If you're offensive coordinator Brian Callahan, you're like Scott and squeezing the sentiment out of the Xs and Os when he watches the cutting cut-ups.

No regrets.

"It's hard to ignore it because the logo is really big in the middle," Callahan said. "The game's over. It's been over. We're trying to gain insight and an advantage for game planning purposes for this week. I've cried my tears over that one and we're trying to win this week."

But Donald is still a Canton presence and Raheem Morris is still the coordinator. And they were here just 13 months ago for a practice and half and a preseason game.

"They have a philosophy and what they believe in. So it's always good to just see what we did do well, what did we not do well, and where we've kind of grown," Callhan said. "We also practiced against them in the last training camp, so there are a lot of things to pull from, a lot of things to look at with them, their personnel and scheme versus ours."

So he figures he's watched it two times through, along with the ancillaries.

"I'd rather not have to watch that game that often," Callahan said. "But it's part of it."

It's also part of defensive coordinator Lou Anarumo's clicking between emotion and analytics. If you're Anarumo you've got to watch it because Stafford is still there with his dastardly no-look passes. So is the cunning McVay and his playbook that has turned fifth-round receiver Puka Nacua into an NFL record-breaker while Super Bowl MVP Cooper Kupp simmers on injured reserve.

Kupp, who was all over the place on the last drive. Kupp, who converted the fourth-and-one early in the drive on one of those jet sweeps. Kupp, who caught the no-look from Stafford over the middle for the biggest play of the drive, a 22-yarder. Kupp, who caught the winner from the 1 with 85 seconds left barely beating cornerback Eli Apple to the front pylon.

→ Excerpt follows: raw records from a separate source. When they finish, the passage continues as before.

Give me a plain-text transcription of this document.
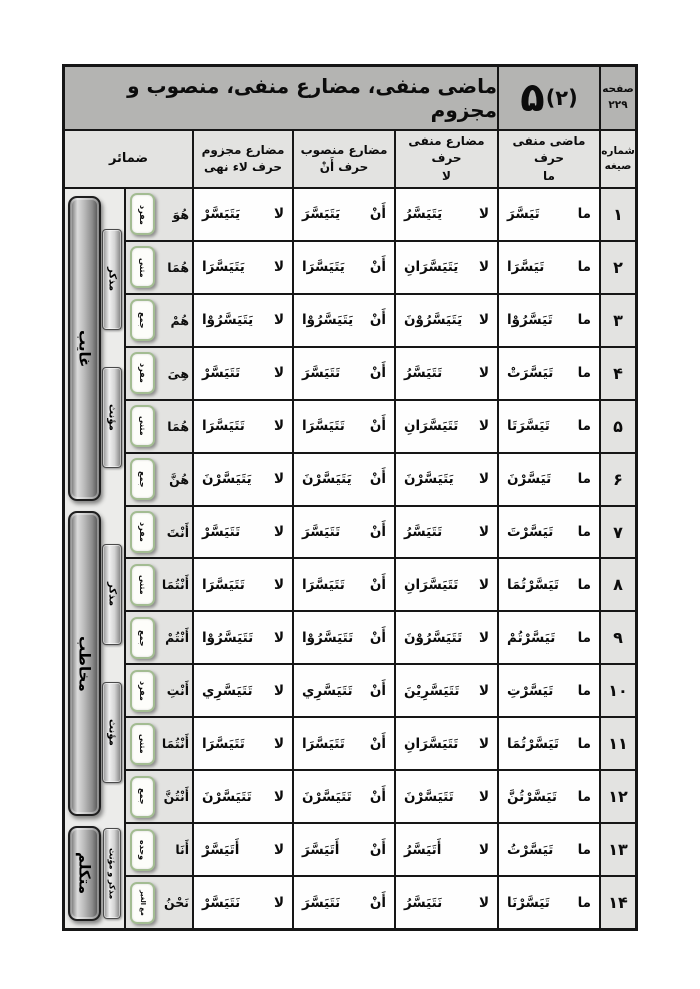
صفحه
۲۲۹
۵ (۲)
ماضی منفی، مضارع منفی، منصوب و مجزوم
شماره
صیغه
ماضی منفی حرف
ما
مضارع منفی حرف
لا
مضارع منصوب
حرف أَنْ
مضارع مجزوم
حرف لاء نهی
ضمائر
غایب
مذکر
مؤنث
مخاطب
مذکر
مؤنث
متکلم مذکر و مؤنث
۱
ما
تَيَسَّرَ
لا
يَتَيَسَّرُ
أَنْ
يَتَيَسَّرَ
لا
يَتَيَسَّرْ
هُوَ
مفرد
۲
ما
تَيَسَّرَا
لا
يَتَيَسَّرَانِ
أَنْ
يَتَيَسَّرَا
لا
يَتَيَسَّرَا
هُمَا
مثنی
۳
ما
تَيَسَّرُوْا
لا
يَتَيَسَّرُوْنَ
أَنْ
يَتَيَسَّرُوْا
لا
يَتَيَسَّرُوْا
هُمْ
جمع
۴
ما
تَيَسَّرَتْ
لا
تَتَيَسَّرُ
أَنْ
تَتَيَسَّرَ
لا
تَتَيَسَّرْ
هِیَ
مفرد
۵
ما
تَيَسَّرَتَا
لا
تَتَيَسَّرَانِ
أَنْ
تَتَيَسَّرَا
لا
تَتَيَسَّرَا
هُمَا
مثنی
۶
ما
تَيَسَّرْنَ
لا
يَتَيَسَّرْنَ
أَنْ
يَتَيَسَّرْنَ
لا
يَتَيَسَّرْنَ
هُنَّ
جمع
۷
ما
تَيَسَّرْتَ
لا
تَتَيَسَّرُ
أَنْ
تَتَيَسَّرَ
لا
تَتَيَسَّرْ
أَنْتَ
مفرد
۸
ما
تَيَسَّرْتُمَا
لا
تَتَيَسَّرَانِ
أَنْ
تَتَيَسَّرَا
لا
تَتَيَسَّرَا
أَنْتُمَا
مثنی
۹
ما
تَيَسَّرْتُمْ
لا
تَتَيَسَّرُوْنَ
أَنْ
تَتَيَسَّرُوْا
لا
تَتَيَسَّرُوْا
أَنْتُمْ
جمع
۱۰
ما
تَيَسَّرْتِ
لا
تَتَيَسَّرِيْنَ
أَنْ
تَتَيَسَّرِي
لا
تَتَيَسَّرِي
أَنْتِ
مفرد
۱۱
ما
تَيَسَّرْتُمَا
لا
تَتَيَسَّرَانِ
أَنْ
تَتَيَسَّرَا
لا
تَتَيَسَّرَا
أَنْتُمَا
مثنی
۱۲
ما
تَيَسَّرْتُنَّ
لا
تَتَيَسَّرْنَ
أَنْ
تَتَيَسَّرْنَ
لا
تَتَيَسَّرْنَ
أَنْتُنَّ
جمع
۱۳
ما
تَيَسَّرْتُ
لا
أَتَيَسَّرُ
أَنْ
أَتَيَسَّرَ
لا
أَتَيَسَّرْ
أَنَا
وحده
۱۴
ما
تَيَسَّرْنَا
لا
نَتَيَسَّرُ
أَنْ
نَتَيَسَّرَ
لا
نَتَيَسَّرْ
نَحْنُ
مع الغیر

"There's frustrating parts," Anarumo said of the tape. "You watch Stafford throw it like that, he's a heck of a quarterback. That's a tough one to swallow."


"You're on the goal line, (if) you double Cupp, but then they'll run it in because cause you're short. I don't know, maybe that would be the one," Anarumo said. "We blitz (safety) Vonn (Bell) into the jet sweep on the fourth and one. I love Vonn to death. I wouldn't have changed that one."

Some wise guy asked Anarumo if on the tape the officials still threw a flag on Wilson at the Bengals 8, 1:47 from the ring.

A textbook drop in coverage on, of course, Cooper Douglas Kupp. Wilson staying with Kupp running a slant over the middle out of the slot. A penalty on a hold indistinguishable in a game of virtually no penalties. A first down on the 4.

"Unfortunately, they did," Anarumo said.

As NBC analyst Cris Collinsworth called it at that instant, "Close."

If you're Wilson, the indefatigable engine of the Bengals middle, the only way you've seen that play is this week is on the red zone cut-ups. A pardon-me bump in a busy hallway with people moving past.

"Before this week, I haven't looked (at the Super Bowl) in depth," Wilson said. "It was also two years ago. They've got different players. They're running some of the same stuff. They always come up with nuances. We've also looked at their first two games. I'm not worried about that. You get over it with time and I'm over it.

"I've talked about it many times," Wilson said. "I'd do the same thing again. There's nothing I can do about it."

So he's trying to stop Stafford from getting the ball to Nacua and if that means looking at that play, well, it might as well have been a joint-practice play.

"The main guy making them good is the quarterback. He's been in the league so long. I think he's one of the league's best players," Wilson said. "I don't think he gets the respect he deserves, especially being in year 15 on a younger team after going all in on a Super Bowl.

"I think he's a tremendous quarterback and I have the utmost respect for him. He does a really good job manipulating underneath the defenses."

If you're the Bengals on Monday night, that split screen is analytics and emotion.